Доктор Жери обмотал тело отца струнами от пианино, наложил импровизированные шины и, как большого паука-альбиноса, подвесил под потолок подвала под лампочкой без абажура.
В последующие дни и недели доктор Жери постепенно затягивал струны от пианино — так сказать, настраивал музыкальный инструмент, отчего мой отец орал благим матом так, как не орал с тех пор, как его привезли в лагерь на грузовике. Отец умолял дать ему морфия, на что доктор отвечал: «Да? А как кричат дети, которых ты бомбил, слышал? Морфий предназначен для героев. Не для американских летчиков, которые бомбят детей». Потом он еще сильнее закручивал струны, отчего отец кричал еще громче. Жери был пацифистом. «Странно, — думал отец, — меня пытают не немцы, а союзники». Он ощущал к Жери столько же любви, сколько и ненависти.
Восьмая армия американских ВВС продолжала наносить бомбовые удары по району, в котором находился лагерь отца. Заключенные слышали гул пролетающих самолетов, после чего земля сотрясалась и электрическая лампочка над кроватью отца начинала трястись от близких разрывов пятисотфунтовых бомб. Отец смотрел на раскачивающуюся лампочку и слушал, как струны пианино поют странную, диссонансную мелодию, напоминающую произведение Бартока, прелюдию к прямому попаданию в здание, которое разнесет в клочья всех его обитателей. Когда бомбы падали совсем близко, лампочка на проводе качалась так сильно, что разбивалась о потолок, осыпая его мелкими кусочками битого стекла.
Когда на немецкие поля пришла весна, кости отца срослись. Мускулистый медбрат, француз по имени Анри Моро, брал его, как ребенка, относил наверх и сажал на солнце, предварительно накрыв одеялом. В один апрельский день отец, укрыв колени одеялом, сидел на стуле на солнце. Стояла прекрасная, почти безоблачная погода. До этого дул сильный ветер и унес запахи войны, которые иногда висели в воздухе. Солнце было ласковым, а воздух прохладным. Отец был один, за исключением охранников, которые стояли в стороне. Отец смотрел на далекие холмы, мечтал и подремывал. Мечтал он в основном о еде. Охранники питались картошкой, потому что никакой другой еды не было. Очистки картошки они отдавали заключенным, и те делали из них жидкий суп. Медленно умирая с голоду, отец в лагере решил, что ему очень нравится майонез, который он, кстати, любит по сей день. Еще отец вспоминал свою мать Розу, которая выращивала розы и занималась керамикой, а также свою невесту, мою будущую мать Анну Мари Мошер (дедушка которой работал железнодорожником и которого переехал поезд в день его шестидесятилетия).

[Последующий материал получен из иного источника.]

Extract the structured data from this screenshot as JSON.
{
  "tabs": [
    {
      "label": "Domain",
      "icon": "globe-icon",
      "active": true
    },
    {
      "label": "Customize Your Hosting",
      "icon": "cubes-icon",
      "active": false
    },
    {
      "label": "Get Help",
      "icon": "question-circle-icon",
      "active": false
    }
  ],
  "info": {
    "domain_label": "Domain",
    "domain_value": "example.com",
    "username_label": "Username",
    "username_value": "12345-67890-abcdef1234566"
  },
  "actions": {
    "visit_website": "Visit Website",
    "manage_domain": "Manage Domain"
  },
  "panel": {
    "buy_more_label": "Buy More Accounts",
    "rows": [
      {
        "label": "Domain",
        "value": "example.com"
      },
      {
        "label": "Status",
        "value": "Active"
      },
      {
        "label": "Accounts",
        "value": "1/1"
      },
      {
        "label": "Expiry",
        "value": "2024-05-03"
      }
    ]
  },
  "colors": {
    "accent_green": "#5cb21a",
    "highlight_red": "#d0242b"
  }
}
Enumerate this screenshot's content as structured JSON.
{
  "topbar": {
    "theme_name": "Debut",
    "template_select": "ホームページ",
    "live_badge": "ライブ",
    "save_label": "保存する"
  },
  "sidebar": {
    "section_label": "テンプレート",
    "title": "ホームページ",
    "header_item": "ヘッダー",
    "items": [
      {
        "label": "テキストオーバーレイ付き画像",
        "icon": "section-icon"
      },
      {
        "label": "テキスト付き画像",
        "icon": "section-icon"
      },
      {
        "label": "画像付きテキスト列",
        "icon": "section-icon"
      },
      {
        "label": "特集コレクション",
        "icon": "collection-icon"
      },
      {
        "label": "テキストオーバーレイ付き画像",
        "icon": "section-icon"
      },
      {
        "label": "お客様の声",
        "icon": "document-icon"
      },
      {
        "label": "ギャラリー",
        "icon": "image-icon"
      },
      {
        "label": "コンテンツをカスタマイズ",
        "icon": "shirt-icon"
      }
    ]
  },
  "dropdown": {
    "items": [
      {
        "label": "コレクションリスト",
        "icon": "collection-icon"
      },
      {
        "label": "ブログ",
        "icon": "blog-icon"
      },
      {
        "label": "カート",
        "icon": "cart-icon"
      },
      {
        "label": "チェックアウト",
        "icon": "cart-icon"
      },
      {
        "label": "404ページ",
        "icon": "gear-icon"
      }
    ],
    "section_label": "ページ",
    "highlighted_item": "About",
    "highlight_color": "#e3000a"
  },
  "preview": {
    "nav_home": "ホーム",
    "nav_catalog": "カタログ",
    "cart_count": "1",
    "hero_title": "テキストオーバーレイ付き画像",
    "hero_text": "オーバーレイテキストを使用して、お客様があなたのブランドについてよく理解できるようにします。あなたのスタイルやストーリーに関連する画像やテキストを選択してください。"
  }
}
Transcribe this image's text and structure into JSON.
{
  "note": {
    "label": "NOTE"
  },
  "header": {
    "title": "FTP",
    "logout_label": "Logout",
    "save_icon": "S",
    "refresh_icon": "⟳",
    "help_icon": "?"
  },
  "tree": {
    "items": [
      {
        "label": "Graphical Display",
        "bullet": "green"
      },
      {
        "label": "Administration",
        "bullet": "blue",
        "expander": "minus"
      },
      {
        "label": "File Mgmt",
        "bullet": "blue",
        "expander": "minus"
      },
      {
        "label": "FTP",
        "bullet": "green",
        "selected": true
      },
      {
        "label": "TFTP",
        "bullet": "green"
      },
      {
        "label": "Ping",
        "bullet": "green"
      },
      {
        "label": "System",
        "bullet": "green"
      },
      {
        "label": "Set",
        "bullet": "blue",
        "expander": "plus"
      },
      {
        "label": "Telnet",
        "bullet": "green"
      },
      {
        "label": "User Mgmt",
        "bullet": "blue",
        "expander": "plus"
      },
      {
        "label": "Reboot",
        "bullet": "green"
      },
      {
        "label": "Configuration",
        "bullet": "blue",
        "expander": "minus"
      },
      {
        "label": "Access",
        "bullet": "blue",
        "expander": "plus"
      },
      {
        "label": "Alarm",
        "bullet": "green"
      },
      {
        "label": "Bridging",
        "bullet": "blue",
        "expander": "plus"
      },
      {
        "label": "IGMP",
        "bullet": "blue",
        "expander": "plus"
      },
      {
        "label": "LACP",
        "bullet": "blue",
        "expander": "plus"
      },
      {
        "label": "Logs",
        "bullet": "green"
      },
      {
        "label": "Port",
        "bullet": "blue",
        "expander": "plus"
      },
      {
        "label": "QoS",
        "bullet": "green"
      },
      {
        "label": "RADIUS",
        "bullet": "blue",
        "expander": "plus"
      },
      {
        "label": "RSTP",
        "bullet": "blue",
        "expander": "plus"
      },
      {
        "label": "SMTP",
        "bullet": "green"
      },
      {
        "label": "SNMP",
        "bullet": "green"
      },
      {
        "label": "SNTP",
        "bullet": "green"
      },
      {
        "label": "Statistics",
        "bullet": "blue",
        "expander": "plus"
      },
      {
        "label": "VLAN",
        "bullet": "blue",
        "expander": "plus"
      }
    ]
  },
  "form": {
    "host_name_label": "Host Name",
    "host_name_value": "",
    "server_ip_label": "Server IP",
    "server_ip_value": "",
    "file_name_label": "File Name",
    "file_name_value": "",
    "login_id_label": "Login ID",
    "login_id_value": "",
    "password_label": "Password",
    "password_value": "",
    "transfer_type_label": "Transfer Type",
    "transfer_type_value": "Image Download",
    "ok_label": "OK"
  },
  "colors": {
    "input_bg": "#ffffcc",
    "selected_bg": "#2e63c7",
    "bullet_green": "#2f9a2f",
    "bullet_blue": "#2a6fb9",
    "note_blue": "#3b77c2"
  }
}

Отец вспоминал свою старую собаку по кличке Джи Ай и как его отец Августин приходил к Розе после работы и жарил шашлык на дровах из мескитового дерева в выложенном камнями кострище в саду, чтобы потом продавать его местным рабочим. Августин подметал сначала открытую веранду и крыльцо дома, а потом и проход от дома до грунтовой дороги, на которой они жили. Солнце садилось, и Августин мел между рядами роз, которые вырастали у моей бабушки такими красивыми.
Слева от отца двое охранников играли в карты. Справа несколько охранников стояли, уставившись в пространство, и двое солдат курили одну сигарету. Далекие холмы начинали зеленеть от травы. Отец чувствовал себя спокойным, почти счастливым, несмотря на спазмы в пустом желудке и боль в срастающихся костях.
Вдруг на дальней возвышенности он заметил какое-то движение. Отец присмотрелся и увидел, что это человек, который, казалось, вырос из-за холма. Человек постепенно приближался. Он передвигался так, будто нес тяжелую ношу. Он шел издалека, фигура его то появлялась на вершине одного холма, то исчезала, скрытая от глаз другими холмами. Человек находился слишком далеко, чтобы его можно было рассмотреть, но даже на большом расстоянии его фигура притягивала к себе внимание. Ранее отец никогда не замечал, чтобы люди вообще ходили в тех местах. Потом в движениях человека отец отметил что-то знакомое. На расстоянии он не мог рассмотреть детали, было понятно только, что человек несет большой рюкзак и, может быть, что-то еще.
Но отец никуда не торопился, он подремывал и смотрел на приближающуюся фигуру. Он не помнил, сколько прошло времени. Фигура приближалась и становилась все больше на фоне свежей изумрудной травы. Она зашла за холм и скрылась из глаз, потом опять появилась на другом холме, становясь все больше. Отец даже привстал со стула, настолько фигура и ее ноша его заинтриговали. В голове промелькнула мысль, что все, что он видит, скорее всего, бред умирающего от голода.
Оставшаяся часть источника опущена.